Pero en el lado sindical, que es de lo que ahora hablamos, no existe la menor concesión a la marcha de los tiempos: a los líderes sindicales les producen náuseas palabras -y conceptos- como «trabajador autónomo» o «emprendedor». Siguen aferrados a tesis de estabilidad laboral ya imposibles de mantener en una realidad que es palpablemente distinta a la que conocíamos hasta hace apenas cinco años. Y, así, los sindicatos -y la patronal, y la generalidad de las instituciones y gobiernos- miran hacia otro lado cuando la fastidiosa realidad llama a la puerta: ¿es mejor un «part job» o un «no job»?
Como padre de desempleadas, constato que mis hijas y su entorno de jóvenes a veces desesperados prefieren un trabajo a tiempo parcial, sin duda insuficientemente pagado, a la nada. Y ese es, por poner apenas un ejemplo, un debate en el que los sindicatos españoles, alegando viejas razones históricas y la indudable injusticia distributiva que padece nuestro país, se niegan a entrar: nada de tomar a Alemania -ocho millones de jóvenes con «trabajos parciales»- como ejemplo, nada de fomentar el régimen de autónomos, cuidado con extender la idea de que hay que alentar el nacimiento de emprendedores…
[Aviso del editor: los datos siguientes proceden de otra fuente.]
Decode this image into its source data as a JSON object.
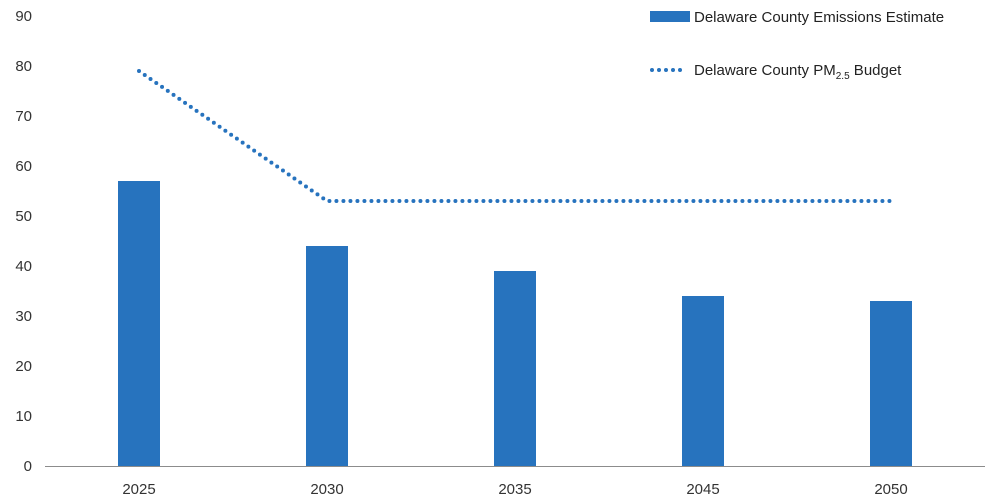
{
  "chart_data": {
    "type": "bar",
    "categories": [
      "2025",
      "2030",
      "2035",
      "2045",
      "2050"
    ],
    "series": [
      {
        "name": "Delaware County Emissions Estimate",
        "type": "bar",
        "color": "#2773be",
        "values": [
          57,
          44,
          39,
          34,
          33
        ]
      },
      {
        "name": "Delaware County PM",
        "name_subscript": "2.5",
        "name_suffix": " Budget",
        "type": "line",
        "style": "dotted",
        "color": "#2773be",
        "values": [
          79,
          53,
          53,
          53,
          53
        ]
      }
    ],
    "yticks": [
      "0",
      "10",
      "20",
      "30",
      "40",
      "50",
      "60",
      "70",
      "80",
      "90"
    ],
    "ylim": [
      0,
      90
    ],
    "grid": false,
    "legend_position": "top-right"
  }
}
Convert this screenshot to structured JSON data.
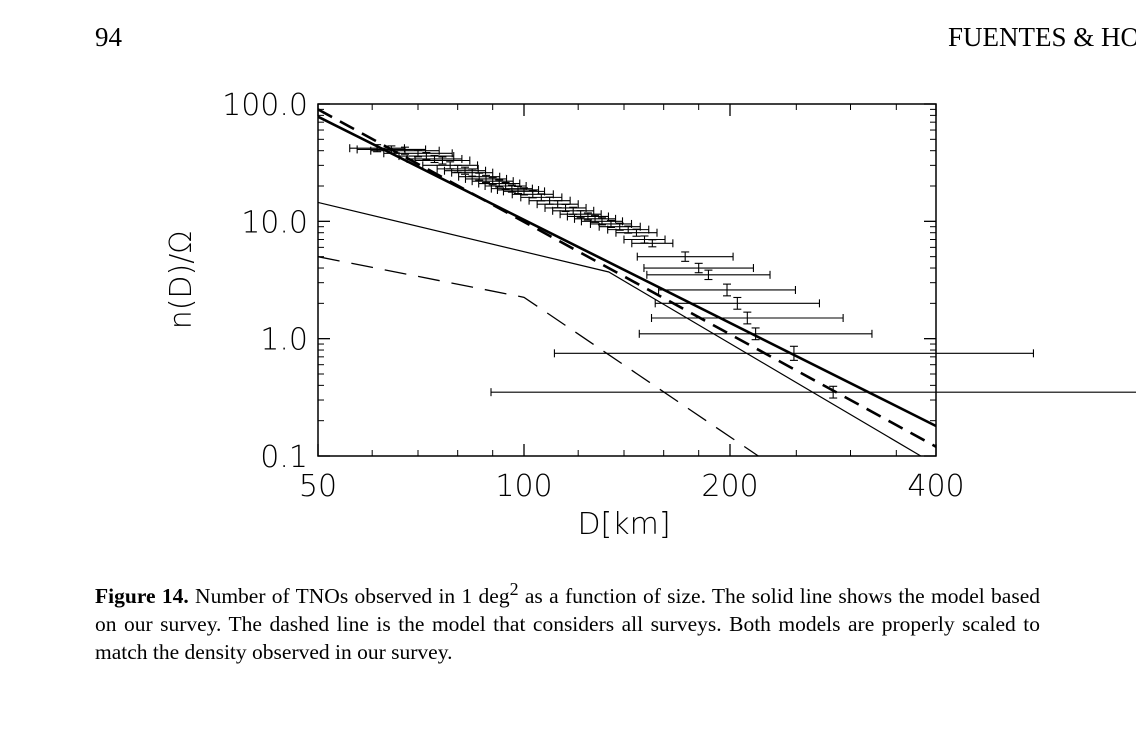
{
  "page": {
    "number": "94",
    "running_head": "FUENTES & HO"
  },
  "caption": {
    "label": "Figure 14.",
    "text_before_sup": "  Number of TNOs observed in 1 deg",
    "sup": "2",
    "text_after_sup": " as a function of size. The solid line shows the model based on our survey. The dashed line is the model that considers all surveys. Both models are properly scaled to match the density observed in our survey."
  },
  "chart_data": {
    "type": "scatter",
    "xlabel": "D[km]",
    "ylabel": "n(D)/Ω",
    "x_scale": "log",
    "y_scale": "log",
    "xlim": [
      50,
      400
    ],
    "ylim": [
      0.1,
      100
    ],
    "x_ticks": [
      50,
      100,
      200,
      400
    ],
    "x_tick_labels": [
      "50",
      "100",
      "200",
      "400"
    ],
    "y_ticks": [
      0.1,
      1,
      10,
      100
    ],
    "y_tick_labels": [
      "0.1",
      "1.0",
      "10.0",
      "100.0"
    ],
    "grid": false,
    "series": [
      {
        "style": "thick-solid",
        "points": [
          [
            50,
            78
          ],
          [
            400,
            0.18
          ]
        ]
      },
      {
        "style": "thick-dashed",
        "points": [
          [
            50,
            90
          ],
          [
            400,
            0.12
          ]
        ]
      },
      {
        "style": "thin-solid",
        "points": [
          [
            50,
            14.5
          ],
          [
            133,
            3.7
          ],
          [
            380,
            0.1
          ]
        ]
      },
      {
        "style": "thin-dashed",
        "points": [
          [
            50,
            5.0
          ],
          [
            100,
            2.25
          ],
          [
            220,
            0.1
          ]
        ]
      }
    ],
    "observations": [
      [
        61,
        42,
        0.04,
        0.03
      ],
      [
        64,
        41,
        0.05,
        0.03
      ],
      [
        67,
        40,
        0.05,
        0.03
      ],
      [
        70,
        38,
        0.05,
        0.03
      ],
      [
        72,
        36,
        0.04,
        0.03
      ],
      [
        74,
        34,
        0.04,
        0.03
      ],
      [
        76,
        33,
        0.04,
        0.03
      ],
      [
        78,
        30,
        0.04,
        0.03
      ],
      [
        80,
        28,
        0.03,
        0.03
      ],
      [
        82,
        27,
        0.03,
        0.03
      ],
      [
        84,
        26,
        0.03,
        0.03
      ],
      [
        86,
        24,
        0.03,
        0.03
      ],
      [
        88,
        23,
        0.03,
        0.03
      ],
      [
        90,
        22,
        0.03,
        0.03
      ],
      [
        92,
        21,
        0.03,
        0.03
      ],
      [
        94,
        20,
        0.03,
        0.03
      ],
      [
        96,
        19,
        0.03,
        0.03
      ],
      [
        98,
        18.5,
        0.03,
        0.03
      ],
      [
        100,
        18,
        0.03,
        0.03
      ],
      [
        103,
        17,
        0.03,
        0.03
      ],
      [
        106,
        16,
        0.03,
        0.03
      ],
      [
        109,
        15,
        0.03,
        0.03
      ],
      [
        112,
        14,
        0.03,
        0.03
      ],
      [
        115,
        13,
        0.03,
        0.03
      ],
      [
        118,
        12.3,
        0.03,
        0.03
      ],
      [
        121,
        11.5,
        0.03,
        0.03
      ],
      [
        124,
        11,
        0.03,
        0.03
      ],
      [
        127,
        10.5,
        0.03,
        0.03
      ],
      [
        130,
        10,
        0.03,
        0.03
      ],
      [
        134,
        9.5,
        0.03,
        0.03
      ],
      [
        138,
        9,
        0.03,
        0.03
      ],
      [
        142,
        8.5,
        0.03,
        0.03
      ],
      [
        146,
        8,
        0.03,
        0.03
      ],
      [
        150,
        7,
        0.03,
        0.03
      ],
      [
        154,
        6.5,
        0.03,
        0.03
      ],
      [
        172,
        5,
        0.07,
        0.04
      ],
      [
        180,
        4,
        0.08,
        0.04
      ],
      [
        186,
        3.5,
        0.09,
        0.04
      ],
      [
        198,
        2.6,
        0.1,
        0.05
      ],
      [
        205,
        2.0,
        0.12,
        0.05
      ],
      [
        212,
        1.5,
        0.14,
        0.05
      ],
      [
        218,
        1.1,
        0.17,
        0.05
      ],
      [
        248,
        0.75,
        0.35,
        0.06
      ],
      [
        283,
        0.35,
        0.5,
        0.05
      ]
    ]
  }
}
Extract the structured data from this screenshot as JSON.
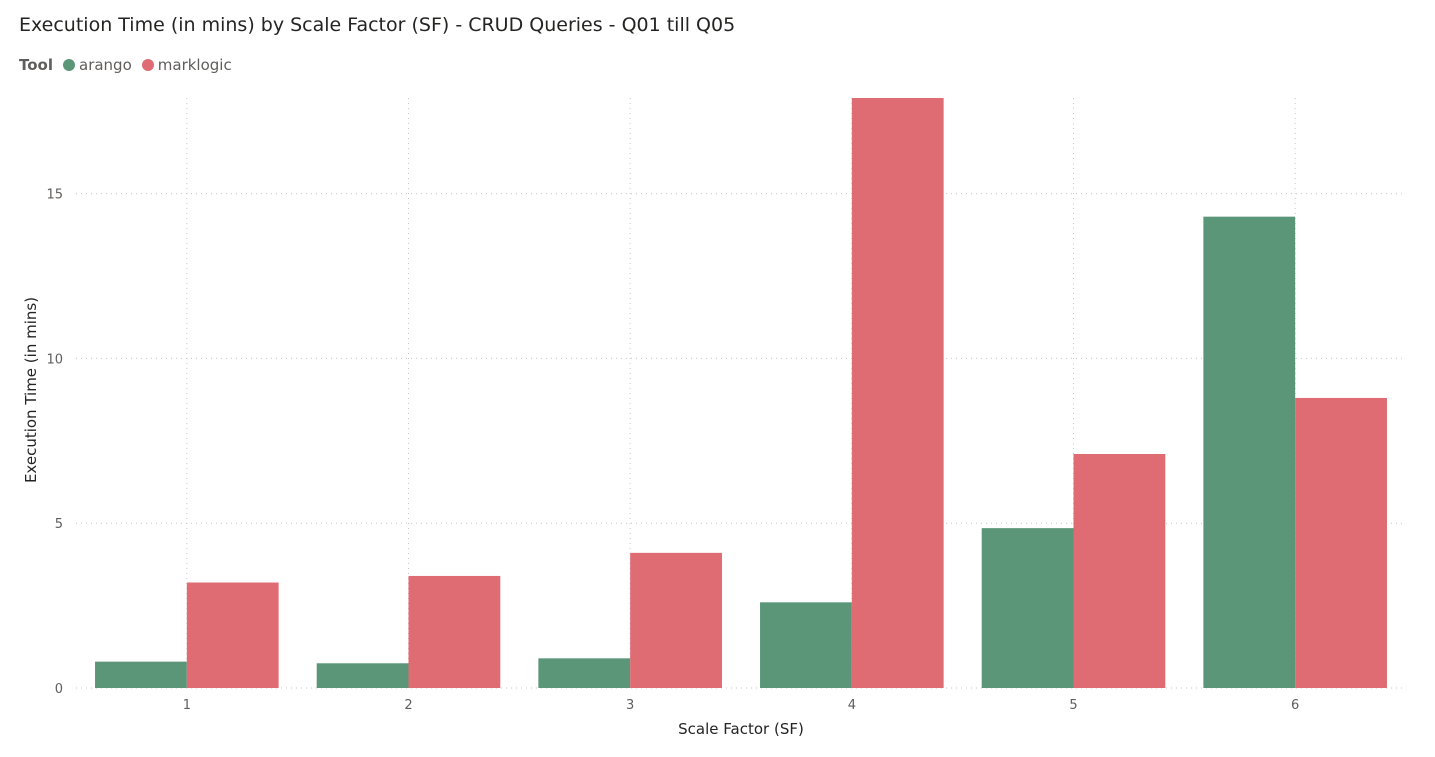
{
  "chart_data": {
    "type": "bar",
    "title": "Execution Time (in mins) by Scale Factor (SF) - CRUD Queries - Q01 till Q05",
    "legend_title": "Tool",
    "legend_position": "top-left",
    "xlabel": "Scale Factor (SF)",
    "ylabel": "Execution Time (in mins)",
    "categories": [
      "1",
      "2",
      "3",
      "4",
      "5",
      "6"
    ],
    "ylim": [
      0,
      17.9
    ],
    "yticks": [
      0,
      5,
      10,
      15
    ],
    "grid": true,
    "series": [
      {
        "name": "arango",
        "color": "#5c9679",
        "values": [
          0.8,
          0.75,
          0.9,
          2.6,
          4.85,
          14.3
        ]
      },
      {
        "name": "marklogic",
        "color": "#df6b73",
        "values": [
          3.2,
          3.4,
          4.1,
          17.9,
          7.1,
          8.8
        ]
      }
    ]
  }
}
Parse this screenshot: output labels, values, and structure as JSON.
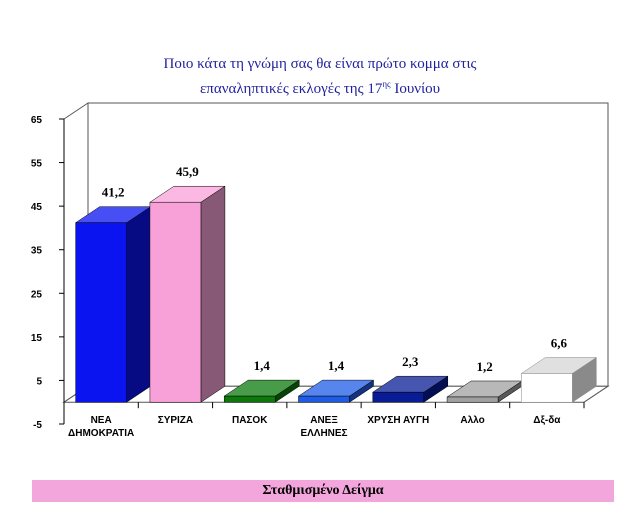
{
  "title_line1": "Ποιο κάτα τη γνώμη σας θα είναι πρώτο κομμα στις",
  "title_line2_pre": "επαναληπτικές εκλογές της 17",
  "title_line2_sup": "ης",
  "title_line2_post": " Ιουνίου",
  "footer": "Σταθμισμένο Δείγμα",
  "chart_data": {
    "type": "bar",
    "categories": [
      "ΝΕΑ ΔΗΜΟΚΡΑΤΙΑ",
      "ΣΥΡΙΖΑ",
      "ΠΑΣΟΚ",
      "ΑΝΕΞ ΕΛΛΗΝΕΣ",
      "ΧΡΥΣΗ ΑΥΓΗ",
      "Αλλο",
      "Δξ-δα"
    ],
    "category_lines": [
      [
        "ΝΕΑ",
        "ΔΗΜΟΚΡΑΤΙΑ"
      ],
      [
        "ΣΥΡΙΖΑ"
      ],
      [
        "ΠΑΣΟΚ"
      ],
      [
        "ΑΝΕΞ",
        "ΕΛΛΗΝΕΣ"
      ],
      [
        "ΧΡΥΣΗ ΑΥΓΗ"
      ],
      [
        "Αλλο"
      ],
      [
        "Δξ-δα"
      ]
    ],
    "values": [
      41.2,
      45.9,
      1.4,
      1.4,
      2.3,
      1.2,
      6.6
    ],
    "value_labels": [
      "41,2",
      "45,9",
      "1,4",
      "1,4",
      "2,3",
      "1,2",
      "6,6"
    ],
    "colors": [
      "#0a14f0",
      "#f8a0d8",
      "#0b7a0b",
      "#1e5ce8",
      "#081c96",
      "#a0a0a0",
      "#ffffff"
    ],
    "ylim": [
      -5,
      65
    ],
    "yticks": [
      "-5",
      "5",
      "15",
      "25",
      "35",
      "45",
      "55",
      "65"
    ],
    "ytick_values": [
      -5,
      5,
      15,
      25,
      35,
      45,
      55,
      65
    ],
    "three_d": true,
    "grid": false
  }
}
Hasta muy recientemente, tanto UGT como Comisiones Obreras se han empeñado en reivindicaciones que, como la de las treinta y cinco horas semanales, apenas tenían ya acomodo ni en los usos y costumbres del país ni en las posibilidades reales de la economía. Y eso, claro está, ha vaciado las calles de manifestantes cada 1 de mayo y ha vaciado también a los sindicatos de militantes que no fuesen unos funcionarios tantas veces desacreditados frente a sus propios compañeros de trabajo.
Hay que decirlo, porque así es: los sindicatos no han servido para crear empleo, pero tampoco para que quienes lo tenían lo mantuviesen. Ni han podido, aunque lo hayan pretendido, mejorar unas condiciones laborales que iban, progresivamente, deteriorándose, de la misma manera que la patronal tampoco ha conseguido consolidar unas pequeñas y medianas empresas sólidas, seguras, capaces, por tanto, de generar puestos de trabajo. Cualquier ciego vería que es mucho lo que tiene que cambiar, que se hacen precisos unos pactos de La Moncloa, como aquellos que alentó, en la primera transición, Adolfo Suárez; es demasiado obvio que el inmovilismo actual jamás generará el cambio radical que necesitamos.
Estoy convencido de la buena voluntad de los dos máximos líderes sindicales españoles, Cándido Méndez e Ignacio Fernández Toxo. Y, desde luego, jamás he dudado de la honradez de ambos, que deben estar pasando por un muy mal trago en estos momentos, cosa que lamento de veras. Pero quizá se esté imponiendo un relevo en las alturas, no solo porque, gracias a la negligencia «in vigilando», haya habido langostinos, maletines y «bocatas» festivos de más, sino, sobre todo, porque ha de entrar aire nuevo, pero que muy nuevo, en el viejo edificio que se resiste a cualquier remodelación, a aceptar las nuevas ideas, manteniendo un lenguaje que ya la gente ha dejado de entender. Yo, desde luego, ya no lo entiendo en absoluto.